What thoughts must have been his? Who cannot feel his anguish? He returns to Huisiachepic bearing across the mule’s haunches the corpse of the child with which God had blessed his house. Waiting for him in Huisiachepic is the mother of the child and this is the gift he brings her.

Such a man is like a dreamer who wakes from a dream of grief to a greater sorrow yet. All that he loves is now become a torment to him. The pin has been pulled from the axis of the universe. Whatever one takes one’s eye from threatens to flee away. Such a man is lost to us. He moves and speaks. But he is himself less than the merest shadow among all that he beholds. There is no picture of him possible. The smallest mark upon the page exaggerates his presence.

Who would seek the company of such a man? That which speaks in us one to another and is beyond our words or beyond the lifting or the turning of a hand to say that this is the way my heart is, or this. That thing was lost in him. So.

The boy watched him. His eyes were bright and he had placed one hand palm upward on the table as if within it lay the very thing lost. He closed his fist upon it.

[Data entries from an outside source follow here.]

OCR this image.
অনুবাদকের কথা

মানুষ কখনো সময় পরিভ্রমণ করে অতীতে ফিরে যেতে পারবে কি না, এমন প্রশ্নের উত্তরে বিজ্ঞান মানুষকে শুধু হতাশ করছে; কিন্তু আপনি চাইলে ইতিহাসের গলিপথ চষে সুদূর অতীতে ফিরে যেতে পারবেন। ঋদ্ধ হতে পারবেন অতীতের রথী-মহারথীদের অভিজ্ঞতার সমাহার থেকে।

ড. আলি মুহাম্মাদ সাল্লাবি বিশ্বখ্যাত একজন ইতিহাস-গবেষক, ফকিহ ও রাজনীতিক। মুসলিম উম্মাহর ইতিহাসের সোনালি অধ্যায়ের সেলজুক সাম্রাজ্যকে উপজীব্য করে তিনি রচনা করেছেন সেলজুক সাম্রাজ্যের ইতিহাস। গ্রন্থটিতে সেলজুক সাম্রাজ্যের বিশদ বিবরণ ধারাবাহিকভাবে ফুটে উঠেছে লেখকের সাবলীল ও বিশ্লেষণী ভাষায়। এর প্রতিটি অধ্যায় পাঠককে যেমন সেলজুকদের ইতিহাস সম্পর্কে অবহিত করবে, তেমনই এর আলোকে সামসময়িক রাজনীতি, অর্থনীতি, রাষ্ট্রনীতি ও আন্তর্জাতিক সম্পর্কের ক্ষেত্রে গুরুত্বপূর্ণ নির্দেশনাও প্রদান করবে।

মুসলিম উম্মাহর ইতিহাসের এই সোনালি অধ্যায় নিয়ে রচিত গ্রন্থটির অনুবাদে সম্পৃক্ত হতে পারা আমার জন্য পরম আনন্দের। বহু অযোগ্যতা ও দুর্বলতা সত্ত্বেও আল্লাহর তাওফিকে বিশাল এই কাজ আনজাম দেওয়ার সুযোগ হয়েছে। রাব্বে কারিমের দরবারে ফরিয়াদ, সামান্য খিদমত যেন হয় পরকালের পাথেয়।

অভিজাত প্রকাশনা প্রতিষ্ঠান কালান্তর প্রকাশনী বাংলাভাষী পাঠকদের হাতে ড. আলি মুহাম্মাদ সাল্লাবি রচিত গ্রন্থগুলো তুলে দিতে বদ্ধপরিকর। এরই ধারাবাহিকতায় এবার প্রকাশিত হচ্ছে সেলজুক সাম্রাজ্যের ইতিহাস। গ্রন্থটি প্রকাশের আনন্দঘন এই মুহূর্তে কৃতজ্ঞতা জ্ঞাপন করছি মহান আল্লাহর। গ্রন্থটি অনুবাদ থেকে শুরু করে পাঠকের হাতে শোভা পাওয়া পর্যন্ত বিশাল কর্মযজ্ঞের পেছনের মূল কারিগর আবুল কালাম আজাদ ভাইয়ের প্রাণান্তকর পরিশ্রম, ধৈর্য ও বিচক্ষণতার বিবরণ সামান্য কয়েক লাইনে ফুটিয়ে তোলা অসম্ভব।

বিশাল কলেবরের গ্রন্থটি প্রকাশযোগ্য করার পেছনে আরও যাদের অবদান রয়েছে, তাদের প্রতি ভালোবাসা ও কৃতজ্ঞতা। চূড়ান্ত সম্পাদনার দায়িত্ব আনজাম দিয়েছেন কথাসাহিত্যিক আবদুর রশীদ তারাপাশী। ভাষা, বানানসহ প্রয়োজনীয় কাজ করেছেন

We lose sight of him for some years. He abandons his wife in the ruins of this town. Many friends are dead. Of his wife nothing more is known. He is in Guatemala. He is in Trinidad. How could he return? Had he but saved some part of the burial of his life then perhaps there would have been no need to come with flowers and grief. And yet as it was there was no part of him left to do so. You see?

Men spared their lives in great disasters often feel in their deliverance the workings of fate. The hand of Providence. This man saw in himself again what he’d perhaps forgot. That long ago he’d been elected out of the common lot of men. For what he was asked now to reckon with was that he’d been called forth twice out of the ashes, out of the dust and rubble. For what?

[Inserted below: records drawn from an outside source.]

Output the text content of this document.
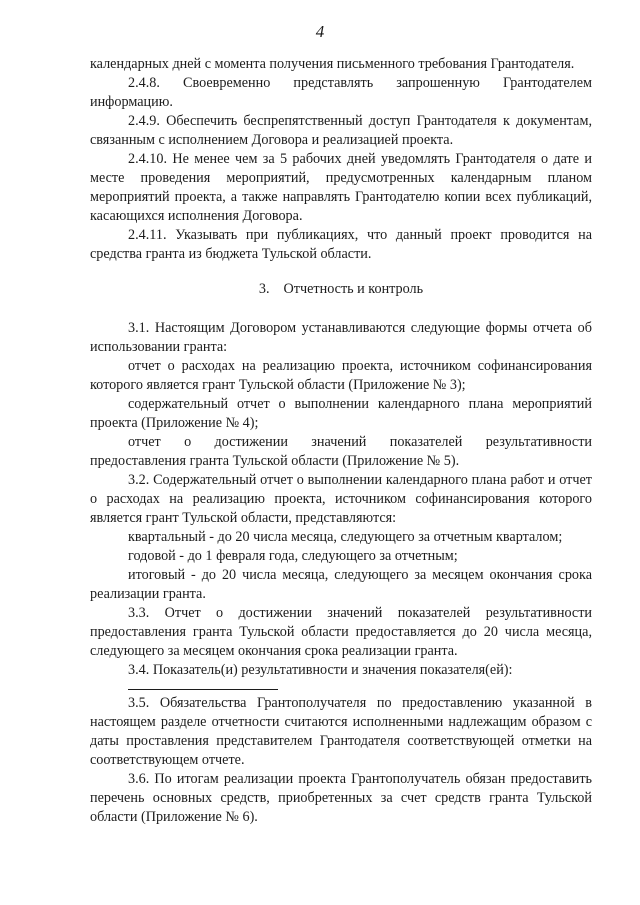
4

календарных дней с момента получения письменного требования Грантодателя.

2.4.8. Своевременно представлять запрошенную Грантодателем информацию.

2.4.9. Обеспечить беспрепятственный доступ Грантодателя к документам, связанным с исполнением Договора и реализацией проекта.

2.4.10. Не менее чем за 5 рабочих дней уведомлять Грантодателя о дате и месте проведения мероприятий, предусмотренных календарным планом мероприятий проекта, а также направлять Грантодателю копии всех публикаций, касающихся исполнения Договора.

2.4.11. Указывать при публикациях, что данный проект проводится на средства гранта из бюджета Тульской области.

3. Отчетность и контроль

3.1. Настоящим Договором устанавливаются следующие формы отчета об использовании гранта:

отчет о расходах на реализацию проекта, источником софинансирования которого является грант Тульской области (Приложение № 3);

содержательный отчет о выполнении календарного плана мероприятий проекта (Приложение № 4);

отчет о достижении значений показателей результативности предоставления гранта Тульской области (Приложение № 5).

3.2. Содержательный отчет о выполнении календарного плана работ и отчет о расходах на реализацию проекта, источником софинансирования которого является грант Тульской области, представляются:

квартальный - до 20 числа месяца, следующего за отчетным кварталом;

годовой - до 1 февраля года, следующего за отчетным;

итоговый - до 20 числа месяца, следующего за месяцем окончания срока реализации гранта.

3.3. Отчет о достижении значений показателей результативности предоставления гранта Тульской области предоставляется до 20 числа месяца, следующего за месяцем окончания срока реализации гранта.

3.4. Показатель(и) результативности и значения показателя(ей):

3.5. Обязательства Грантополучателя по предоставлению указанной в настоящем разделе отчетности считаются исполненными надлежащим образом с даты проставления представителем Грантодателя соответствующей отметки на соответствующем отчете.

3.6. По итогам реализации проекта Грантополучатель обязан предоставить перечень основных средств, приобретенных за счет средств гранта Тульской области (Приложение № 6).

You must not suppose such elections to be happy ones for they are not. In his sparing he found himself severed from both antecedents and posterity alike. He was but some brevity of a being. His claims to the common life of men became tenuous, insubstantial. He was a trunk without root or branch. Perhaps there was yet even then a moment when he would have gone to the church to pray. But the church lay in pieces on the ground. And in the darkened chancel within him had the ground also shifted, also cracked. There also was a ruin. A waste had opened in his soul and perhaps he saw with some new clarity how like the church he was himself but a thing of clay and perhaps he thought that the church would not be raised again as to do such work requires first that God be in men’s hearts for it is there alone that it truly has its being and there failing no power can build it back again. He became a heretic. So.

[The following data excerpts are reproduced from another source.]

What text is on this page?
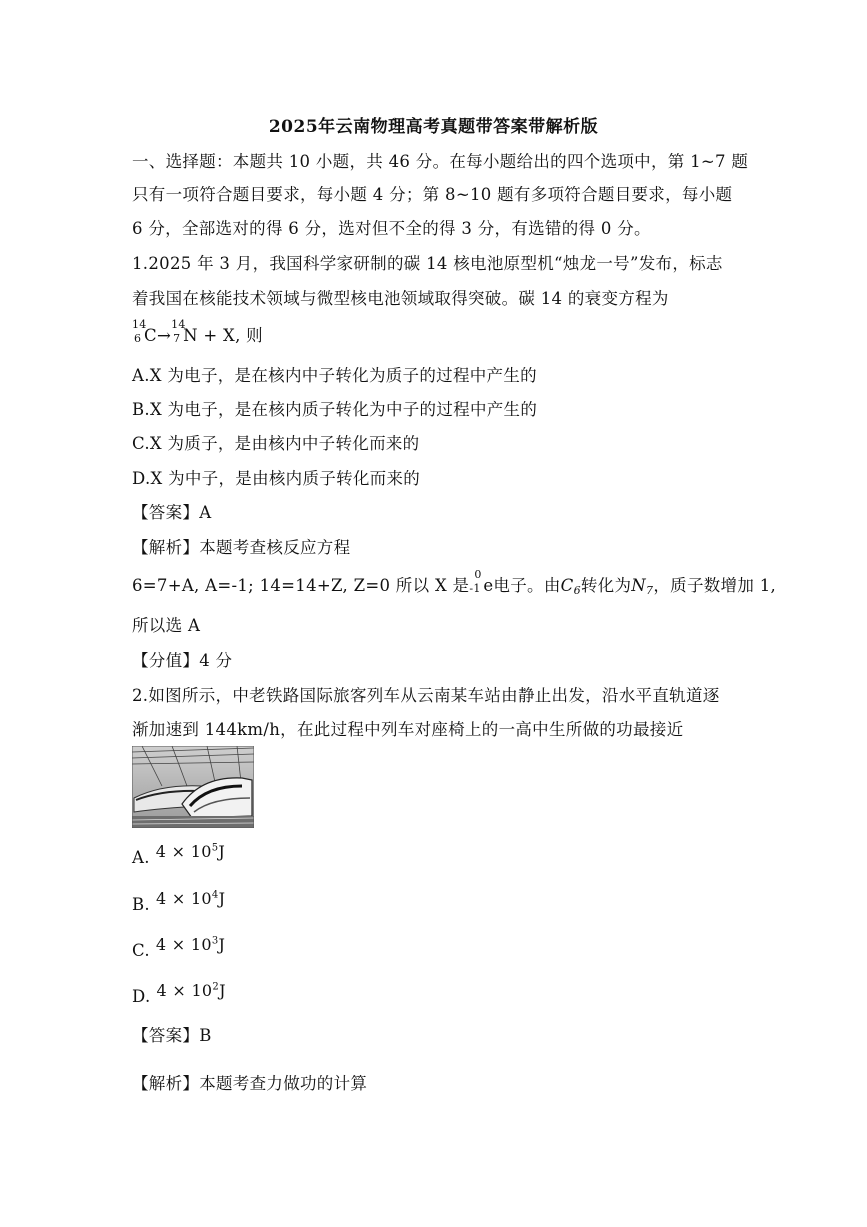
2025年云南物理高考真题带答案带解析版
一、选择题：本题共 10 小题，共 46 分。在每小题给出的四个选项中，第 1~7 题
只有一项符合题目要求，每小题 4 分；第 8~10 题有多项符合题目要求，每小题
6 分，全部选对的得 6 分，选对但不全的得 3 分，有选错的得 0 分。
1.2025 年 3 月，我国科学家研制的碳 14 核电池原型机“烛龙一号”发布，标志
着我国在核能技术领域与微型核电池领域取得突破。碳 14 的衰变方程为
14
6 C→
14
7 N + X, 则
A.X 为电子，是在核内中子转化为质子的过程中产生的
B.X 为电子，是在核内质子转化为中子的过程中产生的
C.X 为质子，是由核内中子转化而来的
D.X 为中子，是由核内质子转化而来的
【答案】A
【解析】本题考查核反应方程
6=7+A, A=-1; 14=14+Z, Z=0 所以 X 是
0
-1 e电子。由C6转化为N7，质子数增加 1,
所以选 A
【分值】4 分
2.如图所示，中老铁路国际旅客列车从云南某车站由静止出发，沿水平直轨道逐
渐加速到 144km/h，在此过程中列车对座椅上的一高中生所做的功最接近
A. $4 \times 10^5J$
B. $4 \times 10^4J$
C. $4 \times 10^3J$
D. $4 \times 10^2J$
【答案】B
【解析】本题考查力做功的计算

After many a youthful wandering this man appeared at last in the capital and there he worked for some years. He was a bearer of messages. He carried a satchel of leather and canvas secured with a lock. He had no way to know what the messages said nor had he any curiosity concerning them. The stone facades of the buildings among which he went on his daily rounds were pitted with the marks of old gunfire. In places above the reach of people to collect them there yet remained smeared here and there the thin dark medallions of lead which had been rounds from machinegun emplacements in the streets. The rooms in which he stood waiting were rooms from which men in high office had been dragged to their execution. Need one say he was a man without politics? He was simply a messenger. He had no faith in the power of men to act wisely in their own behalf. It was his view rather that every act soon eluded the grasp of its propagator to be swept away yin a clamorous tide of unforeseen consequence. He believed that in the world was another agenda, another order, and with this power lay whatever brief he may have held. In the meantime he waited to be called to he knew not what.

The man leaned back, he looked up at the boy and smiled.